Menurutnya, hingga pada waktu ini tak ada satu pun putusan pengadilan yang tersebut memvonis Jokowi bersalah sudah melakukan aktivitas pidana korupsi. Tuduhan kejahatan terorganisasi di pilpres untuk mengungguli salah satu paslon juga tiada terbukti di area Mahkamah Konstitusi (MK).
“Jika metodologinya benar, seharusnya majelis juri OCCRP tidaklah meloloskan usulan nama Jokowi. Sebab, bagaimana dapat memasukkan nama seseorang ke di daftar yang dimaksud sementara tiada ada satu pun putusan pengadilan yang tersebut memvonisnya bersalah menghadapi kejahatan yang dituduhkan? Jelas sekali ini merupakan suatu kesalahan yang mana nyata,” ungkap R Haidar Alwi.
Oleh lantaran itu, predikat yang digunakan disematkan OCCRP terhadap Jokowi hanyalah usulan yang mana tidak ada berdasar dari para pemegang hak pernyataan pada polling atau jajak pendapat.

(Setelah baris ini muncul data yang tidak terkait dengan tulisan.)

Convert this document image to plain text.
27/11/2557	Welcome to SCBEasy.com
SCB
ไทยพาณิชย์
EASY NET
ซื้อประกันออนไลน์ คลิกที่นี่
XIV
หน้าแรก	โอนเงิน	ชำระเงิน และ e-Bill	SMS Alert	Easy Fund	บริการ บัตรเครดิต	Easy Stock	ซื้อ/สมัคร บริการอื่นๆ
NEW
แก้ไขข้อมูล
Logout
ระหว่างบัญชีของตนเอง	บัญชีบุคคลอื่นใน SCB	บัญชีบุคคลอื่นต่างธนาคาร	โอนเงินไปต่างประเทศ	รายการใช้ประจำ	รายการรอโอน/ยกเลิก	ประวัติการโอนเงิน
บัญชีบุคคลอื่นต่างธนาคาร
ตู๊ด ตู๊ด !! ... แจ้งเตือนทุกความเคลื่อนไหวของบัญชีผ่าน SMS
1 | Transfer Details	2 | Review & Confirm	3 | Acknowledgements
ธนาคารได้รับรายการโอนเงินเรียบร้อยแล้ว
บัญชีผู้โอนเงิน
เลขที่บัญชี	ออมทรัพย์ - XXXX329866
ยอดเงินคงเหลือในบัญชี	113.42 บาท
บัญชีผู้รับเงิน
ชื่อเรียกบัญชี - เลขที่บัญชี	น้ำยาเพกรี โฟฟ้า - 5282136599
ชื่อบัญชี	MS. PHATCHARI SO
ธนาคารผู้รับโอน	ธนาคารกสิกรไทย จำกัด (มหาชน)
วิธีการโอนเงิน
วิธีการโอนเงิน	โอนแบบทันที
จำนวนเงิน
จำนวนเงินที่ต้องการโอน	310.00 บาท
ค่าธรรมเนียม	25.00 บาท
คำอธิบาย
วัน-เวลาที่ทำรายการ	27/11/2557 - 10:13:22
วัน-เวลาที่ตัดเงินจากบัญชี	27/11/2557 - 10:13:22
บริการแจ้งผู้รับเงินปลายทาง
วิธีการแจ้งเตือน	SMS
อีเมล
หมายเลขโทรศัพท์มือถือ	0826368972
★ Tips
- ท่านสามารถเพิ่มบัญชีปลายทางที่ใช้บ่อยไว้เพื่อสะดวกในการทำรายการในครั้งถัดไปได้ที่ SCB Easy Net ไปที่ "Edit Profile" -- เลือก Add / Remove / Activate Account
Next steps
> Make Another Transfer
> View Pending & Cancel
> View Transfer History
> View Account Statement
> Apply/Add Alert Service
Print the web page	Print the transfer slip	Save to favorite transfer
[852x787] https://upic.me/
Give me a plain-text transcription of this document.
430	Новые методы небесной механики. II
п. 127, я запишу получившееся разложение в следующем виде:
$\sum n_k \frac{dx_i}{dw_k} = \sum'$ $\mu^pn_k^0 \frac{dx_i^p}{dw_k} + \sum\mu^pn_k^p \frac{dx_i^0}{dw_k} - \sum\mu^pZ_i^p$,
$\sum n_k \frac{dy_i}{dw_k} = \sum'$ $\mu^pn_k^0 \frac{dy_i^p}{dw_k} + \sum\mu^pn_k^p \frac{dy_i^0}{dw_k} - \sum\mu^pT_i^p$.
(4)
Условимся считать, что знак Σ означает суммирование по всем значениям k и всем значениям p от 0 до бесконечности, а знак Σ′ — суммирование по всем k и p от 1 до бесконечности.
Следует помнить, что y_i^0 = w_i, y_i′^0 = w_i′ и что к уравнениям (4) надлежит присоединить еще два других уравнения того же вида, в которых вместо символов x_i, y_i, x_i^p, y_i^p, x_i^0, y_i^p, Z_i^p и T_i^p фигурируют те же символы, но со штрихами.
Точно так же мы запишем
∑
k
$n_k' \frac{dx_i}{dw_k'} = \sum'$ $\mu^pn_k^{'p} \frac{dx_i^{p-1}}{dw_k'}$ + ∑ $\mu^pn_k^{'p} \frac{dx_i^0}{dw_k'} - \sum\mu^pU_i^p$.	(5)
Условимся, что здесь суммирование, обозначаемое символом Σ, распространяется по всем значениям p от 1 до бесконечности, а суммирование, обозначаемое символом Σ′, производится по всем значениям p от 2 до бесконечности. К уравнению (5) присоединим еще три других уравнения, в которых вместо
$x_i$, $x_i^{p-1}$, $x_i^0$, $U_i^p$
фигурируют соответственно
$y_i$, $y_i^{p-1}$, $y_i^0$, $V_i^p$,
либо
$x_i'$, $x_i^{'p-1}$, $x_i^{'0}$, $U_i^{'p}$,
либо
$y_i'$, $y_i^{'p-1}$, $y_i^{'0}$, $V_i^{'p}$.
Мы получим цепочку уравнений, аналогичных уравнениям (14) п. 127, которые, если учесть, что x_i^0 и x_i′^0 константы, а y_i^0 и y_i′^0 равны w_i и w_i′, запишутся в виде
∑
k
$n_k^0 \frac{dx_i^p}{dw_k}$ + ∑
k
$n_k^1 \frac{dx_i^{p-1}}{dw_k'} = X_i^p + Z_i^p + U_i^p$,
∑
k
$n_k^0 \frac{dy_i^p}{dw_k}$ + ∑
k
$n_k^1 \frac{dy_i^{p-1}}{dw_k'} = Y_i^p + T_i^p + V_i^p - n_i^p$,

Akibatnya, dapat merusak reputasi lalu nama baik Jokowi di area mata publik Indonesia bahkan dunia.
“OCCRP harus meralat rilisnya juga memohon maaf untuk Jokowi. Jika tidak, OCCRP yang mana berisi para jurnalis investigasi identik hanya dengan mencoreng kredibilitasnya sendiri,” tutur R Haidar Alwi.